Il arrive parfois qu’un correcteur empêche la mise en circulation de certaines perles. Témoin le petit fait suivant que je garantis authentique :
Dans une ville de l’Île-de-France, un chef de cabinet de préfecture représentait le grand chef du département au banquet annuel d’une société musicale. Au champagne, le délégué lut un charmant discours qui fut communiqué à la presse pour être inséré dans le compte rendu. En terminant la lecture de l’allocution, le correcteur eut un sourire. L’auteur y disait qu’il était un peu musicien, puisqu’il avait toujours eu un faible pour le tambour. Il terminait ainsi sa tirade : « Et j’ai toujours un regard fervent quand je passe à Paris, devant la statue de Viala1, le brave petit tambour d’Arcole. »
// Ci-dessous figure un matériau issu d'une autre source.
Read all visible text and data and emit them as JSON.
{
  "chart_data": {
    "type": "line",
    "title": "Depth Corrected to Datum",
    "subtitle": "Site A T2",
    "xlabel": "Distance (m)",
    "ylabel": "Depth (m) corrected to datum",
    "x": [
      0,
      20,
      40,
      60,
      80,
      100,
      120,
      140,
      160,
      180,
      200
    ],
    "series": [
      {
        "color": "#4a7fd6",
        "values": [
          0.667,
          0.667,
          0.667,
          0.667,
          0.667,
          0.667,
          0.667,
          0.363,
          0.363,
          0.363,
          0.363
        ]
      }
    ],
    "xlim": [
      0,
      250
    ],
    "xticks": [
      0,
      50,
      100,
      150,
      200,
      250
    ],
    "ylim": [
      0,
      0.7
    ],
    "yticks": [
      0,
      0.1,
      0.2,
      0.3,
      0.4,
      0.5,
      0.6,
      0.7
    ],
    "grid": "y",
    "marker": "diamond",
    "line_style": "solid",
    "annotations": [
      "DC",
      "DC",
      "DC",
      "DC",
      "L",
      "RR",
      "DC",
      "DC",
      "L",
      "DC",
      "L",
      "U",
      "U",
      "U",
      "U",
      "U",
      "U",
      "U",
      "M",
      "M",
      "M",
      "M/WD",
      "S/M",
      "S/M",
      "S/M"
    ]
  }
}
« Sapristi ! se dit le lecteur d’épreuves, je ne suis pas un illuminé quoiqu’étant né un 14 juillet ! Viala était pourtant mort lorsqu’il tambourinait à la bataille d’Arcole2 !
Il fit remarquer aux autorités soi-disant compétentes qu’il y avait erreur, qu’on se trompait d’exécutant. À demi convaincues, les « lumières » eurent recours au dictionnaire du correcteur, car celui de la maison était un petit livre d’écolier à peu près contemporain du percement de l’isthme de Suez3. Ce juge suprême fournit la preuve que Viala avait été tué en 1793 et que la bataille d’Arcole s’était déroulée en 1796. On coupa simplement l’effet, mais je prends la liberté de glisser un tuyau dans l’oreille du Père Éternel : « Seigneur, c’est avec désintéressement que je vous fais l’offrande de mon idée. Lorsque sonnera l’heure du Jugement Dernier, n’usez donc pas de la trompette : faites battre du tambour par vos anges, car cet instrument est infaillible pour réveiller les morts. »
P. Amblard
Circulaire des protes, no 428, avril 1936.
- Joseph Agricol Viala (1778-1793), figure de la Révolution française. « En 1822, le sculpteur Antoine Allier réalise un monument grandeur nature en bronze, représentant Joseph Agricol Viala nu, renversé, la main droite posée sur une hache, le bras gauche agrippé à un poteau avec anneau et morceau de corde. À la suite d’un don du musée du Louvre au musée de la ville de Boulogne-sur-Mer, il a été érigé place Gustave-Charpentier, dans le faubourg de la ville, en juin 1993 » — Wikipédia.
- Le tambour d’Arcole est André Estienne (1774-1838).
- En 1869. Voir article sur Napoleon.org.